NO ONE can write an article about Field House without writing about Mrs Emily Ward, as they are synonymous with each other. Mrs Emily Ward is best known for establishing the Norland Training College for Nursery Nurses, initially to be Nannies to the Gentry.
In 1876, aged only 26 she opened the Norland Place School for infants at Nos 9 and 10 Norland Place in Kensington. She helped teach children at the Notting Hill High School, more specifically the smaller children, and suggested to the headmistress that a better atmosphere could be created for children in a kindergarten.
She eventually borrowed money from her grandmother and started Norland Place in 1876 with five pupils.
Over a period she began to question whether it was a satisfactory practice that a nursemaid was selected from the house servants, as usually occurred in Victorian households.
By 1892, she had opened her training school for ladies as children’s nurses alongside her infant school. This became known as the Norland Institute and was so successful that by 1900 she’d had to move twice to larger premises.
In 1880, Emily had been to Bognor to convalesce after an illness, and one can only presume that she thought of Bognor when wanting to set up somewhere for children and their nannies to go to convalesce or on holiday.
By the mid 1890s, her name begins to appear on various plans and paperwork as having bought property in Bognor. First she acquired parts of the Strathmore Estate in the area of Gloucester Road, Campbell Road and the Esplanade.
In 1895 she had a house built for her and her husband. She had married Walter Ward in 1891, this was the Dutch House in Campbell Road which was finally demolished in 1988 to make way for a block of flats – Sovereign Court. From then on, she bought or acquired more houses in the area until in 1904 she acquired Field Row and then in 1908 began building Field House.

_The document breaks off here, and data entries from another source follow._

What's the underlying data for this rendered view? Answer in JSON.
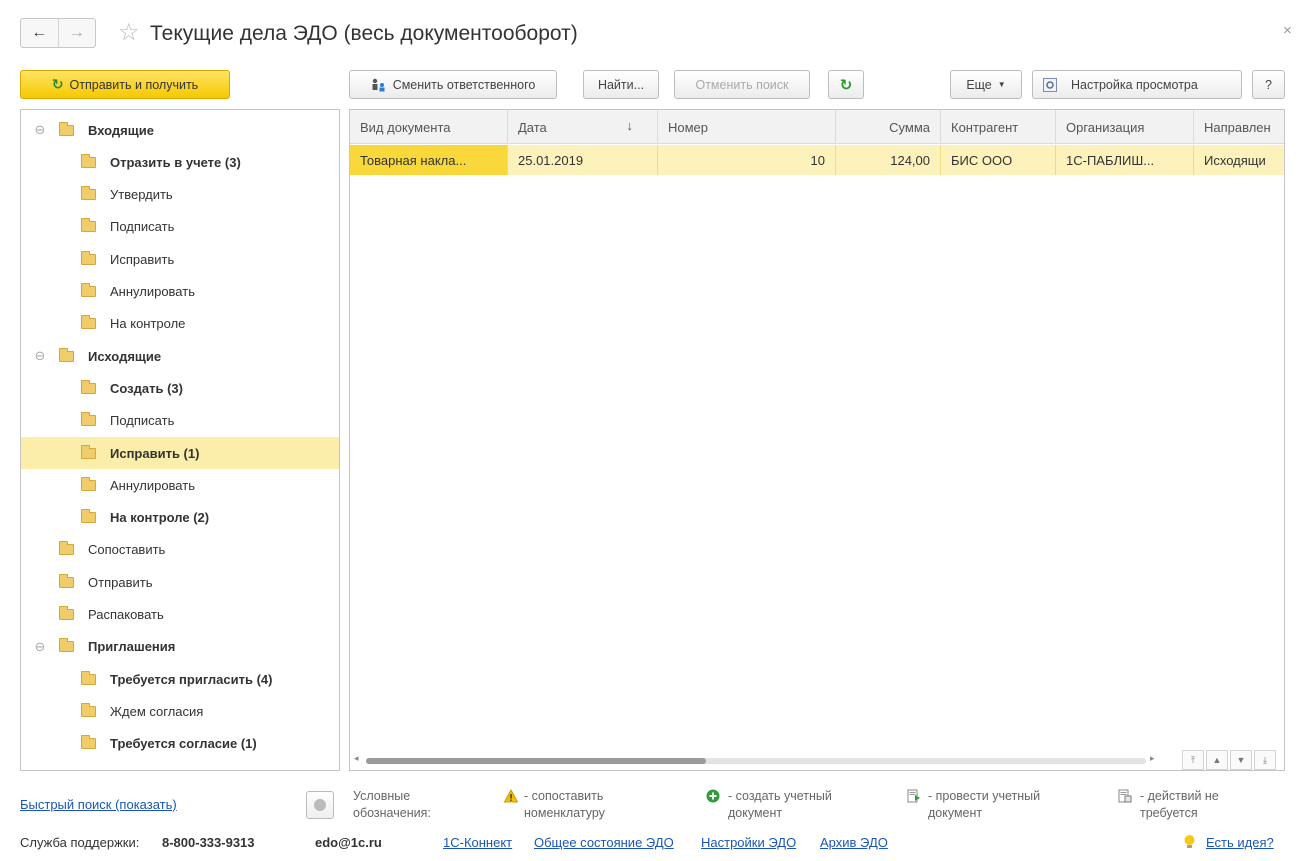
{
  "window": {
    "title": "Текущие дела ЭДО (весь документооборот)",
    "close": "×"
  },
  "nav": {
    "back": "←",
    "forward": "→"
  },
  "toolbar": {
    "send_receive": "Отправить и получить",
    "change_responsible": "Сменить ответственного",
    "find": "Найти...",
    "cancel_search": "Отменить поиск",
    "more": "Еще",
    "view_settings": "Настройка просмотра",
    "help": "?"
  },
  "tree": [
    {
      "label": "Входящие",
      "level": 0,
      "bold": true,
      "collapsible": true
    },
    {
      "label": "Отразить в учете (3)",
      "level": 1,
      "bold": true
    },
    {
      "label": "Утвердить",
      "level": 1,
      "bold": false
    },
    {
      "label": "Подписать",
      "level": 1,
      "bold": false
    },
    {
      "label": "Исправить",
      "level": 1,
      "bold": false
    },
    {
      "label": "Аннулировать",
      "level": 1,
      "bold": false
    },
    {
      "label": "На контроле",
      "level": 1,
      "bold": false
    },
    {
      "label": "Исходящие",
      "level": 0,
      "bold": true,
      "collapsible": true
    },
    {
      "label": "Создать (3)",
      "level": 1,
      "bold": true
    },
    {
      "label": "Подписать",
      "level": 1,
      "bold": false
    },
    {
      "label": "Исправить (1)",
      "level": 1,
      "bold": true,
      "selected": true
    },
    {
      "label": "Аннулировать",
      "level": 1,
      "bold": false
    },
    {
      "label": "На контроле (2)",
      "level": 1,
      "bold": true
    },
    {
      "label": "Сопоставить",
      "level": 0,
      "bold": false
    },
    {
      "label": "Отправить",
      "level": 0,
      "bold": false
    },
    {
      "label": "Распаковать",
      "level": 0,
      "bold": false
    },
    {
      "label": "Приглашения",
      "level": 0,
      "bold": true,
      "collapsible": true
    },
    {
      "label": "Требуется пригласить (4)",
      "level": 1,
      "bold": true
    },
    {
      "label": "Ждем согласия",
      "level": 1,
      "bold": false
    },
    {
      "label": "Требуется согласие (1)",
      "level": 1,
      "bold": true
    }
  ],
  "table": {
    "columns": [
      "Вид документа",
      "Дата",
      "Номер",
      "Сумма",
      "Контрагент",
      "Организация",
      "Направлен"
    ],
    "sort_indicator": "↓",
    "rows": [
      [
        "Товарная накла...",
        "25.01.2019",
        "10",
        "124,00",
        "БИС ООО",
        "1С-ПАБЛИШ...",
        "Исходящи"
      ]
    ]
  },
  "quick_search": "Быстрый поиск (показать)",
  "legend": {
    "title": "Условные обозначения:",
    "items": [
      {
        "icon": "warning-icon",
        "text": "- сопоставить номенклатуру"
      },
      {
        "icon": "plus-circle-icon",
        "text": "- создать учетный документ"
      },
      {
        "icon": "post-document-icon",
        "text": "- провести учетный документ"
      },
      {
        "icon": "no-action-icon",
        "text": "- действий не требуется"
      }
    ]
  },
  "footer": {
    "support_label": "Служба поддержки:",
    "phone": "8-800-333-9313",
    "email": "edo@1c.ru",
    "links": [
      "1С-Коннект",
      "Общее состояние ЭДО",
      "Настройки ЭДО",
      "Архив ЭДО"
    ],
    "idea": "Есть идея?"
  },
  "colors": {
    "accent": "#f8d83a",
    "selection": "#fbeeaa",
    "link": "#1b56b5"
  }
}
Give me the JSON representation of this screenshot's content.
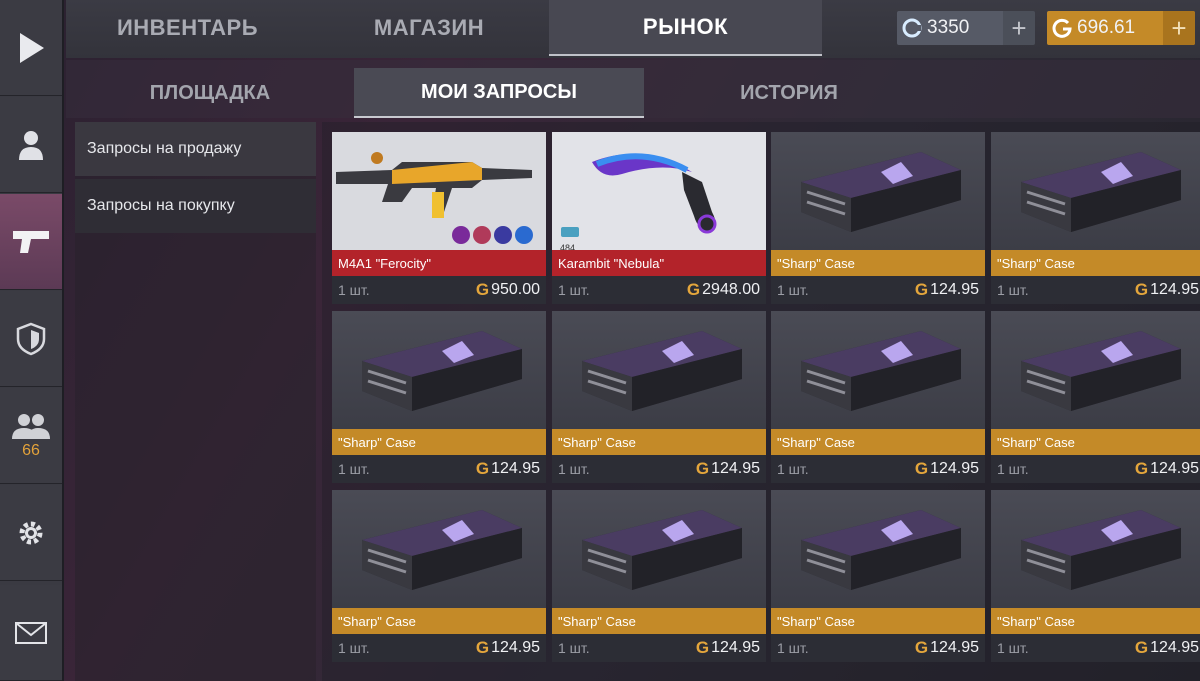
{
  "sidebar": {
    "items": [
      {
        "name": "play"
      },
      {
        "name": "profile"
      },
      {
        "name": "weapons",
        "active": true
      },
      {
        "name": "clan"
      },
      {
        "name": "friends",
        "count": "66"
      },
      {
        "name": "settings"
      },
      {
        "name": "mail"
      }
    ]
  },
  "topnav": {
    "tabs": [
      {
        "label": "ИНВЕНТАРЬ"
      },
      {
        "label": "МАГАЗИН"
      },
      {
        "label": "РЫНОК",
        "active": true
      }
    ],
    "silver": "3350",
    "gold": "696.61",
    "colors": {
      "silver": "#565a66",
      "gold": "#c48a28"
    }
  },
  "subnav": {
    "tabs": [
      {
        "label": "ПЛОЩАДКА"
      },
      {
        "label": "МОИ ЗАПРОСЫ",
        "active": true
      },
      {
        "label": "ИСТОРИЯ"
      }
    ]
  },
  "filters": {
    "items": [
      {
        "label": "Запросы на продажу"
      },
      {
        "label": "Запросы на покупку"
      }
    ]
  },
  "badge_count": "484",
  "cards": [
    {
      "name": "M4A1 \"Ferocity\"",
      "qty": "1 шт.",
      "price": "950.00",
      "rarity": "red",
      "kind": "rifle"
    },
    {
      "name": "Karambit \"Nebula\"",
      "qty": "1 шт.",
      "price": "2948.00",
      "rarity": "red",
      "kind": "knife"
    },
    {
      "name": "\"Sharp\" Case",
      "qty": "1 шт.",
      "price": "124.95",
      "rarity": "gold",
      "kind": "case"
    },
    {
      "name": "\"Sharp\" Case",
      "qty": "1 шт.",
      "price": "124.95",
      "rarity": "gold",
      "kind": "case"
    },
    {
      "name": "\"Sharp\" Case",
      "qty": "1 шт.",
      "price": "124.95",
      "rarity": "gold",
      "kind": "case"
    },
    {
      "name": "\"Sharp\" Case",
      "qty": "1 шт.",
      "price": "124.95",
      "rarity": "gold",
      "kind": "case"
    },
    {
      "name": "\"Sharp\" Case",
      "qty": "1 шт.",
      "price": "124.95",
      "rarity": "gold",
      "kind": "case"
    },
    {
      "name": "\"Sharp\" Case",
      "qty": "1 шт.",
      "price": "124.95",
      "rarity": "gold",
      "kind": "case"
    },
    {
      "name": "\"Sharp\" Case",
      "qty": "1 шт.",
      "price": "124.95",
      "rarity": "gold",
      "kind": "case"
    },
    {
      "name": "\"Sharp\" Case",
      "qty": "1 шт.",
      "price": "124.95",
      "rarity": "gold",
      "kind": "case"
    },
    {
      "name": "\"Sharp\" Case",
      "qty": "1 шт.",
      "price": "124.95",
      "rarity": "gold",
      "kind": "case"
    },
    {
      "name": "\"Sharp\" Case",
      "qty": "1 шт.",
      "price": "124.95",
      "rarity": "gold",
      "kind": "case"
    }
  ],
  "currency_symbol": "G"
}
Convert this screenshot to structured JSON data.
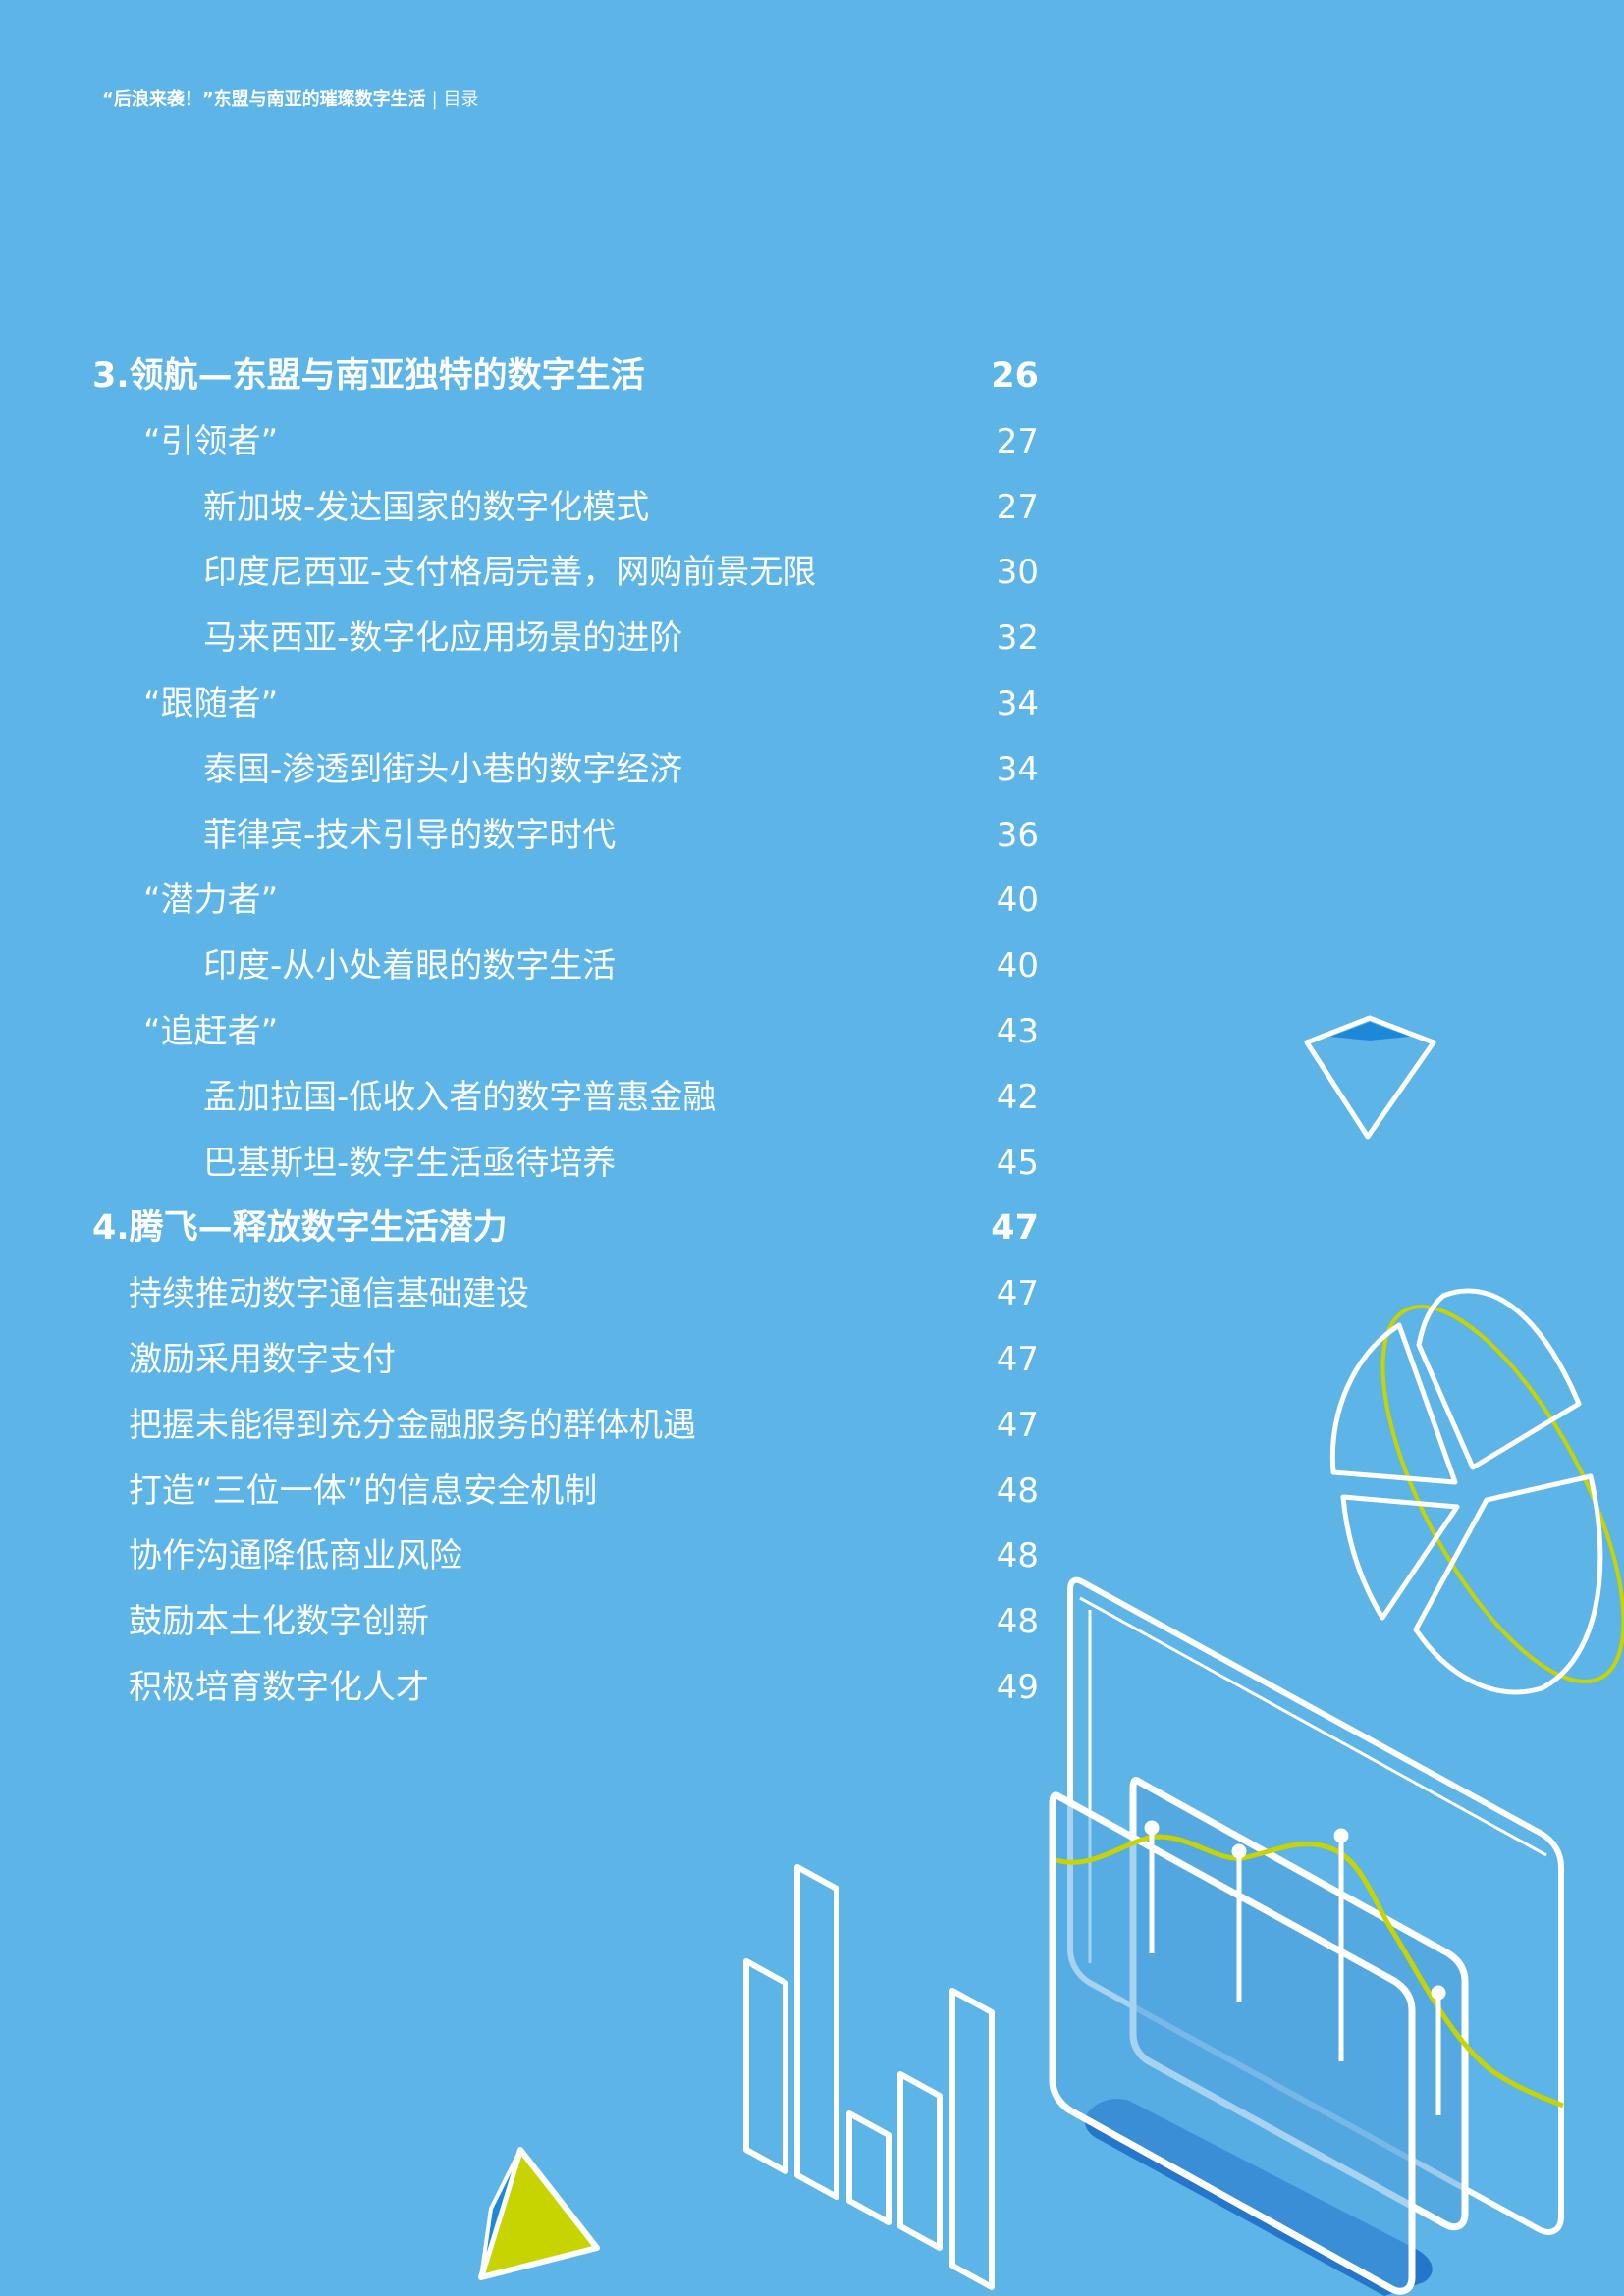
{
  "header": {
    "title": "“后浪来袭！”东盟与南亚的璀璨数字生活",
    "section": "| 目录"
  },
  "toc": [
    {
      "label": "3.领航—东盟与南亚独特的数字生活",
      "page": "26",
      "level": "section"
    },
    {
      "label": "“引领者”",
      "page": "27",
      "level": "group"
    },
    {
      "label": "新加坡-发达国家的数字化模式",
      "page": "27",
      "level": "item"
    },
    {
      "label": "印度尼西亚-支付格局完善，网购前景无限",
      "page": "30",
      "level": "item"
    },
    {
      "label": "马来西亚-数字化应用场景的进阶",
      "page": "32",
      "level": "item"
    },
    {
      "label": "“跟随者”",
      "page": "34",
      "level": "group"
    },
    {
      "label": "泰国-渗透到街头小巷的数字经济",
      "page": "34",
      "level": "item"
    },
    {
      "label": "菲律宾-技术引导的数字时代",
      "page": "36",
      "level": "item"
    },
    {
      "label": "“潜力者”",
      "page": "40",
      "level": "group"
    },
    {
      "label": "印度-从小处着眼的数字生活",
      "page": "40",
      "level": "item"
    },
    {
      "label": "“追赶者”",
      "page": "43",
      "level": "group"
    },
    {
      "label": "孟加拉国-低收入者的数字普惠金融",
      "page": "42",
      "level": "item"
    },
    {
      "label": "巴基斯坦-数字生活亟待培养",
      "page": "45",
      "level": "item"
    },
    {
      "label": "4.腾飞—释放数字生活潜力",
      "page": "47",
      "level": "section"
    },
    {
      "label": "持续推动数字通信基础建设",
      "page": "47",
      "level": "sub"
    },
    {
      "label": "激励采用数字支付",
      "page": "47",
      "level": "sub"
    },
    {
      "label": "把握未能得到充分金融服务的群体机遇",
      "page": "47",
      "level": "sub"
    },
    {
      "label": "打造“三位一体”的信息安全机制",
      "page": "48",
      "level": "sub"
    },
    {
      "label": "协作沟通降低商业风险",
      "page": "48",
      "level": "sub"
    },
    {
      "label": "鼓励本土化数字创新",
      "page": "48",
      "level": "sub"
    },
    {
      "label": "积极培育数字化人才",
      "page": "49",
      "level": "sub"
    }
  ],
  "colors": {
    "background": "#5db4e7",
    "text": "#ffffff",
    "accent_lime": "#c8d400",
    "accent_blue": "#1e88d8"
  }
}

Field House was built in stages over many years, the first stage in 1908 butted on to Belvoir House which had been built three years earlier for Mrs Lane on the corner of Gloucester Road and the Esplanade.
In 1911, an adjoining section was built facing the sea with a court yard in front.
Later she acquired Belvoir House and the final section was built in 1926 – a three storey block facing Gloucester Road, which explains why it looked a jumble of buildings.
Field Row had originally been purchased for children from the Norland Nurseries, but expanded to take other people who employed Norland Nurses.
Field House was a block of flats with a resident housekeeper and cook in charge. All the separate parts of Field House had access to a central kitchen. Now she was able to accept elderly couples and semi invalids.
She offered many types of service as a 1911 advertisement displayed. Seasonal rents for furnished or unfurnished flats, additional services of meals provided or an average amount of attendance. The advertisement shows that some maintenance, washing of household linen, boot cleaning, and a kitchen fire could be provided with coal fuel costing 9d per scuttle.
There were some famous people who stayed in Field House. These included Princess Marina, aged six years, and her two older sisters in 1910 for 16 weeks with their nanny Nurse Katie Fox. The children of Emlyn Williams, an actor, also stayed and, in 1938, the two children of Herr Ribbentrop, the German Ambassador, also stayed.
Emily died at Sudley Lodge on June 15, 1930, (purchased around 1920) of a stroke at the age of 79. A memorial service was held at St John’s Church, London Road, on June 18 before a cremation at Woking.
There was already a stained glass memorial window in St John’s to her husband Walter, and Emily’s name was added to it. With the demolition of the church in 1972 there is no longer a lasting memorial to Emily Ward in Bognor Regis. Later it was learnt that the window was rededicated in the chapel of Norland College, near Hungerford.
Field House continued with the work of Emily Ward until 1939, when the fees were recorded as £3 15s per week, it was then sold by the directors, having been left it in her will to the Norland Institute and Nurseries Ltd.
During the period from 1939 until quite recently, the houses on the corner of Gloucester Road and The Esplanade have attracted various comments as the area seemed to have fallen into disrepair.
The buildings were commandeered by the RAF and then the Fleet Air Arm, which left after the war and they were sold for residential use. Many of the buildings had been purchased or rented out as flats to locals or staff from Butlin’s over the years. After numerous reports of demolition and change of use throughout this period, demolition finally took place in October 1995 and the mixture of buildings was removed from the corner.
Next, the town’s residents waited with baited breath to see what would replace the jumble of buildings. It was not long before hoardings were placed around the site, and with the wonders of the digital camera an artist’s impression of the new buildings arrived, shown complete, with the roads, traffic and adjoining buildings.
Worked started and it became apparent that the building was going to be a modern design which was potentially controversial Interestingly, this mirrored the situation in 1909 when Emily Ward had to reassure Bognor residents her flats were not for ‘infectious children’. This seems to imply that she courted some controversy with her work.